Beaty’s argument throughout the book is well articulated and coherent. However, there is an oversight: Beaty makes no mention of the doctrine of justification. While Beaty exhorts her reader to see work in a different light—beautiful, reflecting the Imago Dei, reflecting our humanity, and feeding our sense of purpose and identity in life—I’m left wondering how that happens. Two things need to happen: I need to be brought to death (by the law) and be recreated (by the gospel), and I need work to be transformed from toil. In hearing the word of the law, I am brought to death because I see that I am toiling, trying to justify myself by my works, that I am finding my identity, purpose, and self in my works. From this I need relief, and that relief is wrought through the death that comes from the word of the law—not only from the word of the law but also by the second and final word, the word of the gospel, which brings me (as a new creation) into new and full life in union with Christ by faith in Christ apart from my works. By hearing the word of the gospel, I am given true existence and a true identity that is mine always apart from my works, because my identity and purpose is found in the One who died for my sins and was raised for my justification (Rom. 4:25). In having my works separated from me in death and recreation, I am given back my works. In the event of justification (hearing the word of absolution proclaimed to me), work (toiling) is removed from me and from the seat of judgment over me (domination) and put in its proper place: under my dominion; toil becomes work and is a blessing to the creation and my neighbor and to me. The doctrine of justification is the missing linchpin in Beaty’s argument.

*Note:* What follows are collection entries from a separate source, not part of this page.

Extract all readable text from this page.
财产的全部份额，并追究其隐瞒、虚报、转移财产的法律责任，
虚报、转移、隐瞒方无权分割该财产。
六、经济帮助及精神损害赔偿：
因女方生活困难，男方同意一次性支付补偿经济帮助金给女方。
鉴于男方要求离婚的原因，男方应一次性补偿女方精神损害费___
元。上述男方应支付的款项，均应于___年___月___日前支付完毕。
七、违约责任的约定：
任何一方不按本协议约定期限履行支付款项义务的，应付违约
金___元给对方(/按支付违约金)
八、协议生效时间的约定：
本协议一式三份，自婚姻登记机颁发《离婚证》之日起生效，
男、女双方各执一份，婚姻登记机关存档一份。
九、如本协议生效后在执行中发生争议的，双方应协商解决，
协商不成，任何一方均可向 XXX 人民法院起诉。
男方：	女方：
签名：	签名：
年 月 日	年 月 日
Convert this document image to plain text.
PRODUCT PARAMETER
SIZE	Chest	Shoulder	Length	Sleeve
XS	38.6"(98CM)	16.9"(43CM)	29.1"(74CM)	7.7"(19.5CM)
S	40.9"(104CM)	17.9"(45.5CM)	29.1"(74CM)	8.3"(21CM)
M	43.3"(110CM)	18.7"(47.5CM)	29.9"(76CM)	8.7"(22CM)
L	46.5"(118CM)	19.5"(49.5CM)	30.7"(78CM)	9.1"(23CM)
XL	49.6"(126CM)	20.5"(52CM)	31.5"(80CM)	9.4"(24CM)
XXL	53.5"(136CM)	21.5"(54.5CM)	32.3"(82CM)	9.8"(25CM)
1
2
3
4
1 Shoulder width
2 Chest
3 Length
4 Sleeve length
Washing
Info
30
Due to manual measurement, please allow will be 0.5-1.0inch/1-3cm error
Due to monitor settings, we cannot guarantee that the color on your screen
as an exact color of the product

Even in light of this oversight, I can wholeheartedly say that A Woman’s Place, from beginning to end, delivers a much needed breath of fresh air to Christian women who have wrestled, are wrestling, or will wrestle with the tension that comes part and parcel with being a woman in the twenty-first century. We are women who may be able to be wives and bear children, but we are also gifted human beings capable of much variety of work. This book is a categorical “must-read” for Christians, men and women alike.
Lauren R. E. Larkin (MDiv, STM) is currently a doctoral candidate at Universität Zürich in systematic theology and social ethics. She is married and stays at home with her two boys and her daughter. She regularly contributes to the theological blogs Mockingbird and Key Life, and she is one-half of Ezer Uncaged (www.ezeruncaged.com).